The Cooper firm outlined two conceptual master plans for the tract.
Both call for eliminating the golf course, realigning portions of Lake Austin Boulevard and Exposition Boulevard, and building a street from the corner of Exposition and Enfield Road to Red Bud Trail. Each would add a southbound ramp and a new turn lane to the northbound ramp to MoPac just east of the tract.
Under one of the conceptual plans, dubbed Brackenridge Park, the field lab would be downsized to 56 acres from its current 82 acres.
A total of 6,600 housing units could be accommodated under the plan, said David McGregor, project director with Cooper. Using his estimate of 1.5 people per unit, that works out to 9,900 residents.

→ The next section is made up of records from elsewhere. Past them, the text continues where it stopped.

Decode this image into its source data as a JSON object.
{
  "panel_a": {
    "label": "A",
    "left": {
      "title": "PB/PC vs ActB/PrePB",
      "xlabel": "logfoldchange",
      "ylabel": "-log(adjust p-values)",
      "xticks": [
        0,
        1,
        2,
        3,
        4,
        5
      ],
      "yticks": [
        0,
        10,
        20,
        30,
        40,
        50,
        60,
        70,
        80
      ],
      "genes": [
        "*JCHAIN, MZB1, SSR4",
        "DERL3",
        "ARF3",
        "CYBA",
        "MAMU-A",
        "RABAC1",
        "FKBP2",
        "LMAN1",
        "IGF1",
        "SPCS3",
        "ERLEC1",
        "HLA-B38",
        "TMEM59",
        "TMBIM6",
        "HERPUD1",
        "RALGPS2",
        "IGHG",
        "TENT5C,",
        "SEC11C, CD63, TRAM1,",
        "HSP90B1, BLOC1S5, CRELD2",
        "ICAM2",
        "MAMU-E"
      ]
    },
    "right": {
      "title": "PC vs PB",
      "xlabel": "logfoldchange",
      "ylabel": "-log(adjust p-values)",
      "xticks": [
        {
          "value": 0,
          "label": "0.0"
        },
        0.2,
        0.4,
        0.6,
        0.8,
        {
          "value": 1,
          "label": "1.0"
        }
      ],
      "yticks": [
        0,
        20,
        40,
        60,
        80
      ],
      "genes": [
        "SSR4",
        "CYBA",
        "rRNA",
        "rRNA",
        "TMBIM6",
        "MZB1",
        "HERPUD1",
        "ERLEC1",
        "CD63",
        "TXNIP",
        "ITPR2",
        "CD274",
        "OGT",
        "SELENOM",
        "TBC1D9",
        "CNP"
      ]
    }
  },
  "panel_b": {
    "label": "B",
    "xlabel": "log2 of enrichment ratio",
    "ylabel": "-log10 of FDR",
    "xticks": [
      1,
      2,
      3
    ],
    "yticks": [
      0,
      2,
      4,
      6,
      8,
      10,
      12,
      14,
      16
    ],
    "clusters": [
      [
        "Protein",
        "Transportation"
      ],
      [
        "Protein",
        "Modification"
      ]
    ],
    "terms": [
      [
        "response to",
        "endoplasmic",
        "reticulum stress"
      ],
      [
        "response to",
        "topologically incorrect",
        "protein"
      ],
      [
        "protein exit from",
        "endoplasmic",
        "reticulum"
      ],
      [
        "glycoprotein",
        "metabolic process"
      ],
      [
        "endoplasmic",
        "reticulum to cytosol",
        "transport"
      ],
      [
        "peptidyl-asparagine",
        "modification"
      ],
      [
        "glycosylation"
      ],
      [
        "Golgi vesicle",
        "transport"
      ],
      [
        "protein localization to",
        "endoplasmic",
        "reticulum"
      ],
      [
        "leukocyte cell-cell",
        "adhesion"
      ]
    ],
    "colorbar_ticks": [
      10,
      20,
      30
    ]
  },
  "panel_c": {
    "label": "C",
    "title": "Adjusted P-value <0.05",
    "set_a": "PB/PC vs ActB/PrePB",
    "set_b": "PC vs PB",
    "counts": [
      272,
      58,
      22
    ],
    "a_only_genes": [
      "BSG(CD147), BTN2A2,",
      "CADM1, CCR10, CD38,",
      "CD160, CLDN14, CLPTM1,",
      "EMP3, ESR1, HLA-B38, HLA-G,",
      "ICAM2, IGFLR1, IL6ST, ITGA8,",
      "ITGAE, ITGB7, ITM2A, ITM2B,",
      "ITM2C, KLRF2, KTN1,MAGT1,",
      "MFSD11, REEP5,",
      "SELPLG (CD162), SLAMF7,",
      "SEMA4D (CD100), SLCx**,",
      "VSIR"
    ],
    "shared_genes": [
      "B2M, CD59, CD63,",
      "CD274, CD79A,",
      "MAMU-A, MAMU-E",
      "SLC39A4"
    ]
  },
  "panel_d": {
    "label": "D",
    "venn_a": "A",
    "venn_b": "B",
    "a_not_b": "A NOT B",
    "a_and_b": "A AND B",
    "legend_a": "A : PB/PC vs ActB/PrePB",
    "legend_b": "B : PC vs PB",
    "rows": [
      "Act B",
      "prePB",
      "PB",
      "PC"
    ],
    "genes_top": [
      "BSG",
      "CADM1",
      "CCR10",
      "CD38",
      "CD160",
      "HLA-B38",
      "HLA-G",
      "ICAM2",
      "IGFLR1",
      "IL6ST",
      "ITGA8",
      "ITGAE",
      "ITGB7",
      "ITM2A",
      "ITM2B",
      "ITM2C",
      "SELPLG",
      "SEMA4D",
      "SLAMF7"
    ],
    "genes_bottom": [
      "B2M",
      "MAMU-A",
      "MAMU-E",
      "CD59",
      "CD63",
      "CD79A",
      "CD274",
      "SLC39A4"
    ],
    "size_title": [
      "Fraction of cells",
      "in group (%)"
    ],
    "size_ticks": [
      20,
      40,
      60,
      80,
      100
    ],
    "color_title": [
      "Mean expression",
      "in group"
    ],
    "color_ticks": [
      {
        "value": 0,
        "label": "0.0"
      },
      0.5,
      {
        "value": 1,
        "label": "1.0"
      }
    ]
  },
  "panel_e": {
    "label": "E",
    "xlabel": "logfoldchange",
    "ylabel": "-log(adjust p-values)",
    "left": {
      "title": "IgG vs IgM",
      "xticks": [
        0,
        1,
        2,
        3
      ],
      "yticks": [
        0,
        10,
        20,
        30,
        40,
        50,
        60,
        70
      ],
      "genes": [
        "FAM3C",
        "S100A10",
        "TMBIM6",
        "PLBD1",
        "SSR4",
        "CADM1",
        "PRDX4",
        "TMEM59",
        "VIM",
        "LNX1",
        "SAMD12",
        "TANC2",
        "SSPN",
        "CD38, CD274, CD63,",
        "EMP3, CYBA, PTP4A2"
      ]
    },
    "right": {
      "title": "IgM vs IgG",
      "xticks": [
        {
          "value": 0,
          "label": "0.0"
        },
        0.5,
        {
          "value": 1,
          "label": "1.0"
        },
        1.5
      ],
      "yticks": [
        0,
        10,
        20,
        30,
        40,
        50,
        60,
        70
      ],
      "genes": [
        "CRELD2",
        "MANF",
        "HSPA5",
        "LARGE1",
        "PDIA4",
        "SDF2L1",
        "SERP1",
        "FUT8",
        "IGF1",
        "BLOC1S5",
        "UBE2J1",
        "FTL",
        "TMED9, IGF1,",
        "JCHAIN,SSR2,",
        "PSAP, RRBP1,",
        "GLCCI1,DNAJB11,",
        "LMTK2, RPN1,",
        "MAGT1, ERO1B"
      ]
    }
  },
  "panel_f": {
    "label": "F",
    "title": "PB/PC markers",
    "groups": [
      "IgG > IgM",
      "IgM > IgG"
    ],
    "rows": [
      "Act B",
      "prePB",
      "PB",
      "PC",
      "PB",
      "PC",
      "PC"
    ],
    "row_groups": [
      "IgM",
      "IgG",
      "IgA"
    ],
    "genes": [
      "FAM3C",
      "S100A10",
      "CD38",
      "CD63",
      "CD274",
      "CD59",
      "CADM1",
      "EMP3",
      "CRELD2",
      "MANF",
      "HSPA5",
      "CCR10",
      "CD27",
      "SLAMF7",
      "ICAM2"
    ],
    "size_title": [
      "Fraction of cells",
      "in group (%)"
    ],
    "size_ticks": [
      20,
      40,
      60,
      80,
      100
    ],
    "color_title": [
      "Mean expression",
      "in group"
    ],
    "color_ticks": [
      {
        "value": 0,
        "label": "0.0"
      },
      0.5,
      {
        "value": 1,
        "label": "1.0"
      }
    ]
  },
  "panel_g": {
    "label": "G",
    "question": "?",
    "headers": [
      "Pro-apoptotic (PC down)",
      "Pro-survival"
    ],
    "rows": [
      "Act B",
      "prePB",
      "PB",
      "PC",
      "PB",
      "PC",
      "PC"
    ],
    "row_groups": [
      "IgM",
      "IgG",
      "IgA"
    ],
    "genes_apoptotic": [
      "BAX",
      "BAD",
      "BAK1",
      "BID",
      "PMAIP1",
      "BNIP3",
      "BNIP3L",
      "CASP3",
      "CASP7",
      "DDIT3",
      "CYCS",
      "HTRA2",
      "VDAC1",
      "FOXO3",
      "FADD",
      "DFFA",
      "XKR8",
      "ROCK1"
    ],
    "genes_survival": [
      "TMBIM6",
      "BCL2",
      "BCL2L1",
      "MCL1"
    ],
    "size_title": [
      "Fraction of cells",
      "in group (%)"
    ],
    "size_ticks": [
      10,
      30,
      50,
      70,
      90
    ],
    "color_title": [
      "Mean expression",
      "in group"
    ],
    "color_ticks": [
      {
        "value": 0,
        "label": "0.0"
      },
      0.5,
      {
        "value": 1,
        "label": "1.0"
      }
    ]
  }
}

The other plan, called Brackenridge Village and described by Cooper officials as their preferred option, eliminates the field lab and accommodates 8,700 housing units, with 13,050 residents.
A replacement field lab would be established at some other site, yet to be identified, along the Colorado, McGregor said.
Either plan would produce a signature development with green-building features, views of the river and a wider Lake Austin Boulevard with tree-shaded sidewalks, Milana said.
And both would feature a series of stepped ponds and open space along Schulle Branch, now little more than a concrete-lined ditch.
The Cooper firm's review revealed that the tract covers 350 acres, not 345 as previously thought.